JAKARTA, TELISIK.ID - Majelis Permusyawaratan Rakyat (MPR) membuat keputusan yang dianggap penting dalam Sidang Akhir Masa Jabatan MPR Periode 2019-2024, yakni pencabutan nama mantan Presiden Soeharto dari TAP MPR Nomor 11 Tahun 1998, Rabu (25/9/2024).

Ketetapan ini sebelumnya menegaskan perlunya penyelenggaraan negara yang bebas dari korupsi, kolusi, dan nepotisme (KKN), di mana nama Soeharto disebut secara eksplisit.

Ketua MPR Bambang Soesatyo alias Bamsoet menyampaikan keputusan itu secara resmi. Menurutnya, penyebutan nama Soeharto dalam TAP MPR tersebut sudah tidak relevan karena mantan presiden itu telah wafat.

“Terkait dengan penyebutan nama mantan Presiden Soeharto dalam TAP MPR Nomor 11/MPR 1998, secara diri pribadi dinyatakan telah selesai dilaksanakan karena yang bersangkutan telah meninggal dunia,” jelas Bamsoet, seperti dikutip dari CNN Indonesia.

Sebelumnya, TAP MPR Nomor 11 Tahun 1998 Pasal 4 secara tegas mengamanatkan pemberantasan KKN dan mencantumkan nama Soeharto sebagai pihak yang harus diselidiki.

Keputusan untuk mencabut nama Soeharto ini diambil setelah adanya surat dari Fraksi Golkar yang disampaikan pada 18 September 2024. Surat tersebut kemudian ditindaklanjuti dalam rapat gabungan MPR pada 23 September 2024.

Baca Juga: Isu Akun Fufufafa dan Private Jet, Prabowo dan Gibran Jarang Terlihat Bareng Jelang Pelantikan

Walau secara yuridis TAP MPR tersebut masih berlaku, Bamsoet menekankan bahwa proses hukum terhadap Soeharto telah selesai mengingat Presiden ke-2 RI itu telah meninggal dunia.

Pencabutan nama Soeharto dari TAP MPR ini dinilai sebagai bentuk penyelesaian hukum yang diambil sesuai dengan prinsip etika dan peraturan yang berlaku.

“Status hukum TAP MPR Nomor 11 tahun 1998 dinyatakan masih berlaku oleh TAP MPR Nomor 1 tahun 2003,” kata Bamsoet.

Rezim Orde Baru yang dipimpin Soeharto berakhir pada 21 Mei 1998, ketika ia mengundurkan diri setelah mendapat tekanan besar dari mahasiswa dan masyarakat yang kecewa dengan krisis moneter.

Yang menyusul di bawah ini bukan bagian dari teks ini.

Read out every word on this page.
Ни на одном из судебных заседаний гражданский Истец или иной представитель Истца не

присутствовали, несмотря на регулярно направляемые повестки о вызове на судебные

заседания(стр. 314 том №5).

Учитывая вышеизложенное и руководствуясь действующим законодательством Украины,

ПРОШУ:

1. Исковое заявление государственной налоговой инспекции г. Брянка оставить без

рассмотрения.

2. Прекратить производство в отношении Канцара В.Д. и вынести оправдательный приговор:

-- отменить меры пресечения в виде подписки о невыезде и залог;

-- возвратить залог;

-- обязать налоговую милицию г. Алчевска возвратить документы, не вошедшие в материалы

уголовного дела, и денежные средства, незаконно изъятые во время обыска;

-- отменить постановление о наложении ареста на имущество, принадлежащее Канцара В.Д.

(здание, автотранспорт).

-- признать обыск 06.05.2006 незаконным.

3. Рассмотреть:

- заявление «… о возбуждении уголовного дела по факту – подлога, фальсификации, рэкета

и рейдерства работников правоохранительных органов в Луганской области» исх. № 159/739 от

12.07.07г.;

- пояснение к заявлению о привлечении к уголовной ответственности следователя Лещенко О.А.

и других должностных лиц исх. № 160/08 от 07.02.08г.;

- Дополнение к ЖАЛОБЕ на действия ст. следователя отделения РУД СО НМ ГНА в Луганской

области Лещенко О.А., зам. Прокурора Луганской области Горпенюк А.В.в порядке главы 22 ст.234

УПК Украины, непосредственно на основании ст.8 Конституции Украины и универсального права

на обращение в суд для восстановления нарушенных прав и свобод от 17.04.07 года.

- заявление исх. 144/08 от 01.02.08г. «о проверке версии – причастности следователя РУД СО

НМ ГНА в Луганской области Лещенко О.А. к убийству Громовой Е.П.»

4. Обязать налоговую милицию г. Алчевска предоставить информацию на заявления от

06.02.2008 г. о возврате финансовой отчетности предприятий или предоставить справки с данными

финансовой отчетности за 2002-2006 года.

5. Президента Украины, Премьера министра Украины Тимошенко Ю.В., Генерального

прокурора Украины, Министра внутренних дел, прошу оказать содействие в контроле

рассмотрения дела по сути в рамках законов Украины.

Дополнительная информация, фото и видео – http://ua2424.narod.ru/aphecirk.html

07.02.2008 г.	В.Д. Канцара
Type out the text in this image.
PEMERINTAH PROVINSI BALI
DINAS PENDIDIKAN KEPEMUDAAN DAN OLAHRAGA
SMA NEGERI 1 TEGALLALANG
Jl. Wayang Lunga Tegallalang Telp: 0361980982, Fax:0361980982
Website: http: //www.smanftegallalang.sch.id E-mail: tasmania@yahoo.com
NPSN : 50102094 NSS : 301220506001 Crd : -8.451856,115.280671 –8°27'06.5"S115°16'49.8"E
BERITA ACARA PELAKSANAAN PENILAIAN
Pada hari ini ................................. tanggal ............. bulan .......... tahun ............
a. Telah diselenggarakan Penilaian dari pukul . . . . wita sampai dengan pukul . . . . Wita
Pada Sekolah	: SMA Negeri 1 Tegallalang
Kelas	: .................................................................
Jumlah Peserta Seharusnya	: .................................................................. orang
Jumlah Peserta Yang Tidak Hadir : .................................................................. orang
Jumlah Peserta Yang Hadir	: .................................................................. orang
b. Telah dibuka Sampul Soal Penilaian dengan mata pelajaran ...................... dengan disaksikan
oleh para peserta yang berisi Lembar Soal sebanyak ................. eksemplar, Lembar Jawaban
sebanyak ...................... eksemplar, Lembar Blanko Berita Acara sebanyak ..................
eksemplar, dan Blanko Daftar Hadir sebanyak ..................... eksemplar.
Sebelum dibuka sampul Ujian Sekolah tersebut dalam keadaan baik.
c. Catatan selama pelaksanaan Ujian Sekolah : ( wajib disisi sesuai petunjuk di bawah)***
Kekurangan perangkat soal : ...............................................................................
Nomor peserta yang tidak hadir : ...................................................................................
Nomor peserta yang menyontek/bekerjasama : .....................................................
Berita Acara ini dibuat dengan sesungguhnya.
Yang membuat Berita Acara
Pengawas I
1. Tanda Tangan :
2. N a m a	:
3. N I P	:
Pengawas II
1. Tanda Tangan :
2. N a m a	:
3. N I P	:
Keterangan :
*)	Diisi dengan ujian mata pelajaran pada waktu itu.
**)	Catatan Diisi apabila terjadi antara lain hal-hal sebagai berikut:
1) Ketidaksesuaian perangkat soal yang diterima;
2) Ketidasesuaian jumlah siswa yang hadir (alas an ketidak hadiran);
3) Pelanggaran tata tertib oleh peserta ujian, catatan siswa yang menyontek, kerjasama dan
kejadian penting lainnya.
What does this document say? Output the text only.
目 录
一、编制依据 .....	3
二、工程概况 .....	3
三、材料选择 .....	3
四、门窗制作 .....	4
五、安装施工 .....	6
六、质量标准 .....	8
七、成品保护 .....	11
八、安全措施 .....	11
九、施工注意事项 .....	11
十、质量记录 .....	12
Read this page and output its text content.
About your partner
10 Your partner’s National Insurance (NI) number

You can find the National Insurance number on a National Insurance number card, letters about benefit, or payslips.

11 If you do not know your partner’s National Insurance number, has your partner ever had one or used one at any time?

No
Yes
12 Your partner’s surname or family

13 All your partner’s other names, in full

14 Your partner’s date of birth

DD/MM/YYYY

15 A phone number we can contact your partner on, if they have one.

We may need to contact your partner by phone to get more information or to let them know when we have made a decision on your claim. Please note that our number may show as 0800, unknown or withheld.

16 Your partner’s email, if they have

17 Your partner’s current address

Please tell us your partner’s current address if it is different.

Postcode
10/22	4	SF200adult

Dalam TAP MPR Nomor 11/1998, diamanatkan perlunya penyelenggaraan pemerintahan yang bebas dari KKN, termasuk melakukan investigasi terhadap dugaan KKN yang melibatkan Soeharto. Namun, proses hukum terhadap Soeharto sering kali terkendala, terutama karena alasan kesehatan.

Sementara itu, pada sidang yang sama, MPR juga memutuskan untuk mencabut TAP MPRS Nomor XXXIII/MPRS/1967 yang sebelumnya mencabut kekuasaan Presiden Soekarno.

Keputusan tersebut diambil dengan pertimbangan bahwa tuduhan Soekarno melindungi Partai Komunis Indonesia (PKI) sudah tidak lagi relevan. Dengan dicabutnya TAP tersebut, nama Soekarno dipulihkan secara resmi.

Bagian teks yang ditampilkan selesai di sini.